Source: Financial Times
A high-level US negotiating team will arrive in Beijing later this week to talk about trade and technology wars. These discussions are not really about trade. America has been running trade deficits for forty years, long before China even became a major trading nation. As many experts have noted, America’s trade deficits are driven largely by its low savings rates and this has little to do with China. The team’s reported request for China to cut its bilateral deficit with the US by $100bn is illogical conceptually and in its practicality.
This economic war is more about protecting America’s technological edge. The White House’s latest round of trade sanctions draws on Section 301 of the 1974 Trade Act to cite China for Intellectual Property Rights (IPR) violations and unfair investment practices. IPR theft is not the issue. To the extent it exists, it should and is being addressed.
The more serious concern is whether through its Made in China 2025 initiative and other industrial plans, China is unfairly subsidising strategic industries and violating World Trade Organization guidelines, in particular by “forcing” foreign companies to transfer their technology to China as a condition for accessing its domestic market.
All countries have programmes to support strategic industries. The issue is more about forced transfers. China denies that this is official policy; documented examples of “forced” transfers are nearly impossible to find or any such intentions are unlikely to be put in writing.
The focus then turns to the process — whether it is “fair” to require foreign companies to form a joint venture with a Chinese partner as a condition to operate in selected activities. In general, transfer of technology between companies and nations is seen as desirable since the more widely that newer technologies are shared, the more rapidly countries grow. As long as IPR is protected, the international community sees this transfer as a desirable objective.

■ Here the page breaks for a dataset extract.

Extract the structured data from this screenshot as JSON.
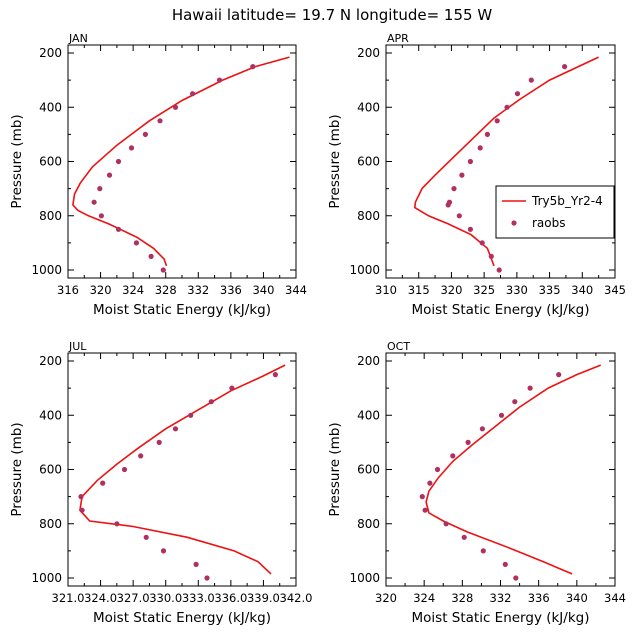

The WTO specifically notes that as part of the bargain to protect IPR, “developed country members are required to provide incentives for their companies to promote the transfer of technology to least-developed countries”. While the reference is to the poorest countries, the principle is seen as applying to all developing countries and regulations that are in conflict with this sense are often simply ignored.
What makes this seem unfair is that the Chinese company has an advantage in negotiating with foreign groups that may feel obliged to have a presence in China given its huge market. From China’s perspective, that access is seen as a benefit to be negotiated, since if one company is unwilling, there are likely to be others that are. There is logic, however, in arguing that China’s huge size gives it monopoly power in dealing with foreign groups and that this needs to be addressed.
From Beijing’s viewpoint, moving up the value chain is the key to escaping the so-called middle-income. The handful of success cases that have done so are almost exclusively East Asian economies that were able to absorb technologies from the west and then move on to develop their own. Thus, putting up barriers to inhibit technology transfer is tantamount to preventing it from progressing to high-income status.
That joint ventures can be a powerful tool in this process is the subject of a recent National Bureau of Economic Research study that concludes that joint ventures between US and Chinese groups led to benefits from technology transfer that were twice as high as those done through wholly foreign-owned investments. Because the selected Chinese partners were likely to be among the more productive and financially stronger companies, the US companies also benefited from the arrangement. Thus, the authors conclude that, “the move away from joint ventures might amplify the negatives and attenuate the positives arising from foreign investment.”
US officials have argued that such practices can be counterproductive. Often theft is raised as an issue. The annual Section 301 Report classifies countries into various categories of what are labelled as “violators” of IPR. China compares with other successful Asian economies that have been cited as violators during their evolution from middle to high-income status. Rapidly growing developing countries are prone to IPR violations, but this disappears once they reach higher income levels.
A commonly held view is that as China’s economy becomes more developed, institutions will evolve, leading to better IPR protection. This in fact is happening: 96 per cent of the respondents to the 2018 AmCham China survey responded that China’s IPR enforcement had improved in recent years. Yet 75 per cent of the respondents still say that they feel less welcome operating in China.
There is much that China can do to change the atmospherics, such as strengthening the effectiveness of its adjudication courts and eliminating the requirement to form joint ventures in many areas as Beijing has announced for autos.
At the international level, WTO guidelines need to be revised to address contested investment practices. Meanwhile, the best means to resolve America’s specific concerns is to revive discussions on the Bilateral Investment Treaty with China that has been put on hold.